A Via Láctea está distorcida e uma bolha gigante de matéria escura pode ser o motivo

Os astrônomos descobriram que o halo estelar da Via Láctea – uma nuvem de estrelas difusas em torno de todas as galáxias – tem a forma de um zepelim e é inclinado. A ilustração deste artista enfatiza a forma do halo tridimensional que rodeia a nossa galáxia. Imagem via Melissa Weiss/Center for Astrophysics | Harvard & Smithsonian

DOI: 10.1038/s41550-023-02076-9
#Via Láctea 

Uma enorme massa invisível pode ser a razão pela qual o disco da Via Láctea está deformado e torcido.

Um novo estudo mostra que um halo escuro inclinado e desalinhado – a grande bolha de matéria escura que envolve e permeia a nossa galáxia natal – é a única explicação até à data que explica todas as características da forma da Via Láctea.

Não há nada para se alarmar; mas poderia dar-nos novas informações sobre a evolução da Via Láctea ao longo do tempo, que estamos lentamente a juntar, pista a pista.

“Aqui mostramos que um halo escuro inclinado na mesma direção do halo estelar pode induzir uma deformação e um brilho no disco galáctico na mesma amplitude e orientação dos dados”, escreve uma equipe liderada pelo astrofísico Jiwon Jesse Han, da Universidade de Harvard. & Centro Smithsonian de Astrofísica (CfA).

“Estes resultados, em combinação com os dados do halo estelar, fornecem evidências convincentes de que a nossa Galáxia está inserida num halo inclinado de matéria escura. Este desalinhamento do halo escuro e do disco contém pistas para a história da formação da Galáxia e representa o próximo passo na modelagem dinâmica do potencial galáctico.”

É difícil ver a forma de uma galáxia em que você vive. Não é como se pudéssemos simplesmente enviar um telescópio ao espaço intergaláctico para tirar uma foto.

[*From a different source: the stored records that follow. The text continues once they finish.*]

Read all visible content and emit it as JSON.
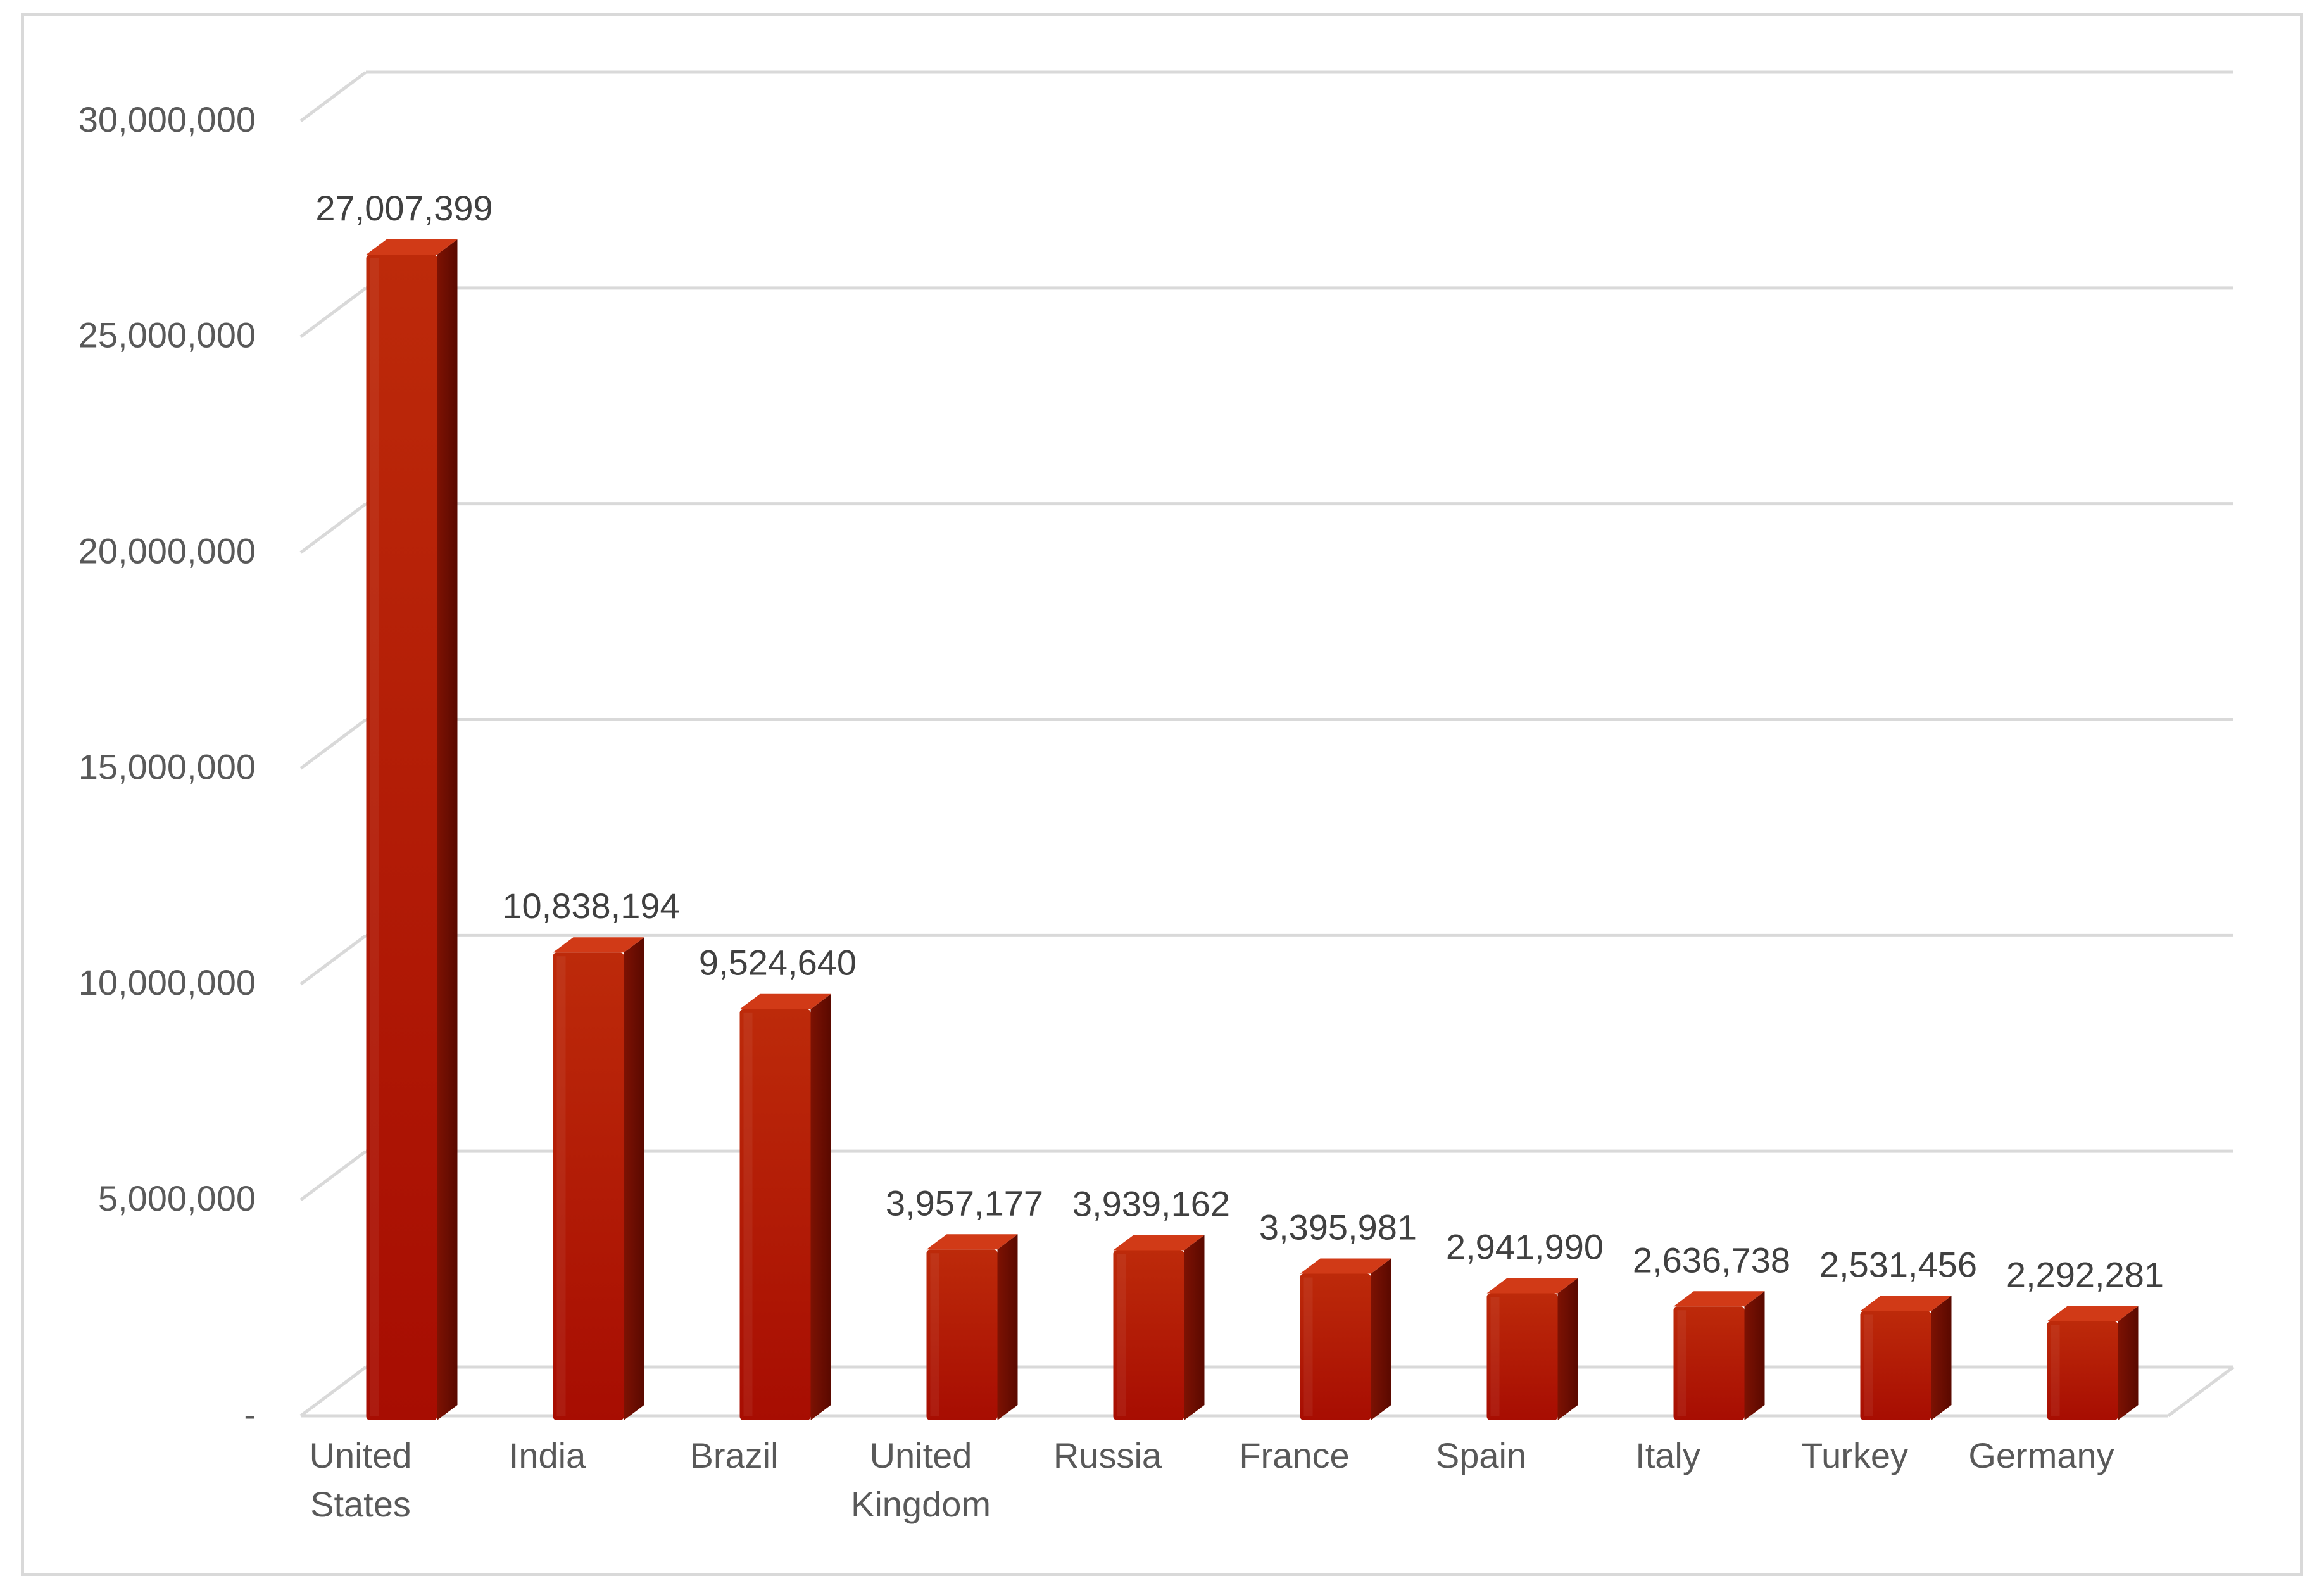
{
  "chart_data": {
    "type": "bar",
    "title": "",
    "xlabel": "",
    "ylabel": "",
    "categories": [
      [
        "United",
        "States"
      ],
      [
        "India"
      ],
      [
        "Brazil"
      ],
      [
        "United",
        "Kingdom"
      ],
      [
        "Russia"
      ],
      [
        "France"
      ],
      [
        "Spain"
      ],
      [
        "Italy"
      ],
      [
        "Turkey"
      ],
      [
        "Germany"
      ]
    ],
    "values": [
      27007399,
      10838194,
      9524640,
      3957177,
      3939162,
      3395981,
      2941990,
      2636738,
      2531456,
      2292281
    ],
    "value_labels": [
      "27,007,399",
      "10,838,194",
      "9,524,640",
      "3,957,177",
      "3,939,162",
      "3,395,981",
      "2,941,990",
      "2,636,738",
      "2,531,456",
      "2,292,281"
    ],
    "ylim": [
      0,
      30000000
    ],
    "y_ticks": [
      0,
      5000000,
      10000000,
      15000000,
      20000000,
      25000000,
      30000000
    ],
    "y_tick_labels": [
      "-",
      "5,000,000",
      "10,000,000",
      "15,000,000",
      "20,000,000",
      "25,000,000",
      "30,000,000"
    ],
    "grid": true,
    "style": "3d-column",
    "bar_color": "#b01e05",
    "bar_top_color": "#d13a17",
    "bar_side_color": "#6e0c00",
    "gridline_color": "#d9d9d9",
    "legend": "none"
  }
}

Portanto, embora os astrônomos já soubessem há algum tempo que o disco estava deformado, não tínhamos dados suficientes para descobrir o que estava acontecendo.

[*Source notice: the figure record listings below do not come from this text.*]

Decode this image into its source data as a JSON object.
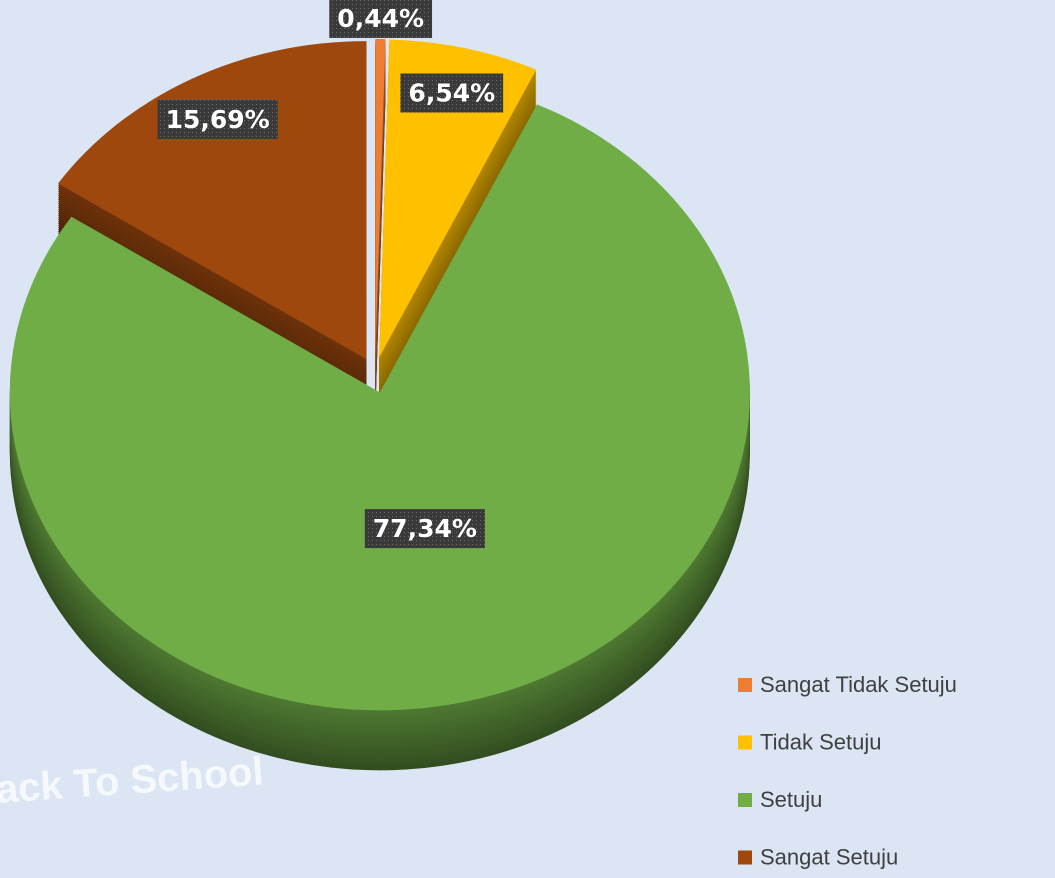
{
  "watermark": "Back To School",
  "chart_data": {
    "type": "pie",
    "categories": [
      "Sangat Tidak Setuju",
      "Tidak Setuju",
      "Setuju",
      "Sangat Setuju"
    ],
    "values": [
      0.44,
      6.54,
      77.34,
      15.69
    ],
    "value_labels": [
      "0,44%",
      "6,54%",
      "77,34%",
      "15,69%"
    ],
    "colors": [
      "#ed7d31",
      "#ffc000",
      "#70ad47",
      "#9e480e"
    ],
    "legend": "bottom-right"
  }
}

Foi só com o Gaia, um telescópio espacial que mapeia as posições e velocidades das estrelas na Via Láctea com alta precisão, que os astrônomos foram capazes de mapear em detalhes a instabilidade da Via Láctea.

Nos arredores da galáxia, os astrônomos encontraram evidências poderosas e acumuladas de deformação e explosão. Mas não está claro o que poderia ter causado isso. A principal explicação é uma interação, passada ou contínua, com outra galáxia.

No entanto, nenhuma das explicações propostas até à data explicou tanto a deformação como a explosão, de acordo com Han e os seus colegas, o astrônomo Charlie Conroy e o astrofísico Lars Henquist, ambos também do CfA.

No ano passado, porém, uma equipe liderada por Han e Conroy fez uma descoberta interessante. O halo de estrelas ao redor da galáxia – o globo difuso de gás e estrelas no qual gira o disco galáctico – também está desequilibrado.

Isto sugeriu aos investigadores que o halo escuro da Via Láctea também é altamente inclinado. É um globo de matéria escura que envolve a maioria das galáxias, uma massa indetectável que interage gravitacionalmente com a matéria normal do Universo.

Então, eles conduziram algumas simulações e modelagens para ver se conseguiam reproduzir a forma observada da Via Láctea, com deformação, reflexo e tudo mais.

Eles criaram um modelo da galáxia em que o halo escuro estava inclinado 25 graus em relação ao disco da Via Láctea e calcularam as órbitas das estrelas e do gás durante um período de 5 bilhões de anos. Eles descobriram que, quando a bolha de matéria escura é inclinada, os arredores da galáxia realmente se deformam e se alargam, exatamente como vemos nas observações de Gaia da Via Láctea.

Agora, isso não quer dizer que uma interação galáctica não esteja envolvida. Na verdade, é provável, diz a equipe. Mas os seus resultados sugerem que a interação foi passada, e não contínua. A sua simulação mostrou que uma colisão com outra galáxia pode inclinar significativamente o halo escuro, e que a deformação do disco galáctico acontece rapidamente – dentro de uma órbita após a inclinação do halo escuro.

Após o evento, a inclinação do halo escuro volta lentamente ao normal; na simulação, após uma colisão galáctica há 7 bilhões de anos, o halo escuro de um análogo da Via Láctea levou cerca de 5 bilhões de anos para reduzir de 50 graus para 20 graus.

“Este resultado”, escrevem os investigadores, “mostra que o halo escuro da Via Láctea era provavelmente mais inclinado no passado e diminuiu para o seu valor atual (?25 graus) nos dias atuais”.